Rocky Long, UNM's head football coach, said the means by which the NCAA gathers its statistics is wrong and not only does it make the entire University look bad, it places the Athletics department in a bad situation.

"The NCAA is forcing us to face a double-edged sword here," Long said. "We pride ourselves on the fact that we let anyone try out for our team. If we limited our team to only scholarship athletes, our supposed graduation rate would be higher, but then we would be doing a disservice to the kids who want the chance to play college football."

Jeff Howard, managing director of the NCAA, said the association realizes the flaws in the current system and that universities can be unjustly punished when players in good academic standing transfer to other institutions.

Under the federal standard, an athlete who transfers to another college is considered to have failed to graduate at the first college, even if they were in good academic standing there, Howard said.

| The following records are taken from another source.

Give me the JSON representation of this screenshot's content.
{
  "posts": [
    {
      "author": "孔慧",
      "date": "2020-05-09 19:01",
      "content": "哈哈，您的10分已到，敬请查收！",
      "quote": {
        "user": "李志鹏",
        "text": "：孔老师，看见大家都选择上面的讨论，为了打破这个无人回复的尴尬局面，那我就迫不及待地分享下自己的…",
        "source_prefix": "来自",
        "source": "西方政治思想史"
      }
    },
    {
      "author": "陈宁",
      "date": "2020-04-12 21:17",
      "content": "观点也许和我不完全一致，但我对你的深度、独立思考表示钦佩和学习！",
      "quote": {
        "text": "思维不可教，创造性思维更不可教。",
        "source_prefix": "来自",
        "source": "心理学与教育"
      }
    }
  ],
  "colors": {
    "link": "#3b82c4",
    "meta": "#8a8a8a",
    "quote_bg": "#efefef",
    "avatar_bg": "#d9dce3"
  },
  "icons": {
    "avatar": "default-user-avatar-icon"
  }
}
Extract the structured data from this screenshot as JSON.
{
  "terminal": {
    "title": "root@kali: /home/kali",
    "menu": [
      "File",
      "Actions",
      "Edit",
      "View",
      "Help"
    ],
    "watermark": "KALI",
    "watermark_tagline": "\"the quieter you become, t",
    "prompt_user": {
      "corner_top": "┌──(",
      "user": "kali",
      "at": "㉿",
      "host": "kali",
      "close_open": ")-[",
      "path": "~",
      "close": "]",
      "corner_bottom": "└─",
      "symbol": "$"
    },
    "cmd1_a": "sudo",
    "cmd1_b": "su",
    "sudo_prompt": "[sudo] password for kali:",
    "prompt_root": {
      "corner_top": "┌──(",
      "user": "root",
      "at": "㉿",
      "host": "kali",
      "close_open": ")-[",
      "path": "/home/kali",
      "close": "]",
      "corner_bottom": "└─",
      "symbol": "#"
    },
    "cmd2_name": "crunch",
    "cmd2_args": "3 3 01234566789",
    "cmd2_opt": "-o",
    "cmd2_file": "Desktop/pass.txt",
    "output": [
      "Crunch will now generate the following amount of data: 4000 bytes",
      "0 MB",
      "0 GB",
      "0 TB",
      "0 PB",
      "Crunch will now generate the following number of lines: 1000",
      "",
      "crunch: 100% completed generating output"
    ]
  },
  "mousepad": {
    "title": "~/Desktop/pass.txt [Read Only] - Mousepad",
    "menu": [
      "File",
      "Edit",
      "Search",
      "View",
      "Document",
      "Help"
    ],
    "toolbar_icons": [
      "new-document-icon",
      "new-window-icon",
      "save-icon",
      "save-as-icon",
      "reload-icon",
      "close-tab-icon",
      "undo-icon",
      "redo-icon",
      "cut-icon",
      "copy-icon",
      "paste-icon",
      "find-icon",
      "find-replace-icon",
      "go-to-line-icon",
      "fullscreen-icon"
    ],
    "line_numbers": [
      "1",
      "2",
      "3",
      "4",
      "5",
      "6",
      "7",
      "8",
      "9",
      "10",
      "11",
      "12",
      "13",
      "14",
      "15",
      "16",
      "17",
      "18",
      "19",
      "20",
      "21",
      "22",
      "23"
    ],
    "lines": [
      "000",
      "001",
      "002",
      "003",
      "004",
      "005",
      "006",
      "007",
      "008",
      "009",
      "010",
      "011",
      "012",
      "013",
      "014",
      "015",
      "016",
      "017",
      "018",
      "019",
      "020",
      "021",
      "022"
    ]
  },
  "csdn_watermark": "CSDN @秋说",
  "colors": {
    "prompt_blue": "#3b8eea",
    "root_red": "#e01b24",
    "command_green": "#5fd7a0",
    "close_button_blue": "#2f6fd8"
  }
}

Likewise, a student who transfers into an institution - rather than starting there as a freshman - cannot count as a graduate in the federal calculation for the new institution.

"We have 50 walk-on players on the team this year," he said. "It's a reality that someone has to pay their bills and I respect them when they have to make hard decisions for their future. It's absurd that those circumstances should negatively affect our graduation rate."

Long said the athletic department conducted its own research on the football team's graduation rate after realizing the discrepancy and came up with a very different number - 83 percent.

"I'm sure the current system has its problems, but I'm also sure that our guys do their absolute best in academics," said David Fox, senior academic adviser of intercollegiate athletics at UNM. "Regardless of what some report shows, they do an outstanding job in all of their classes."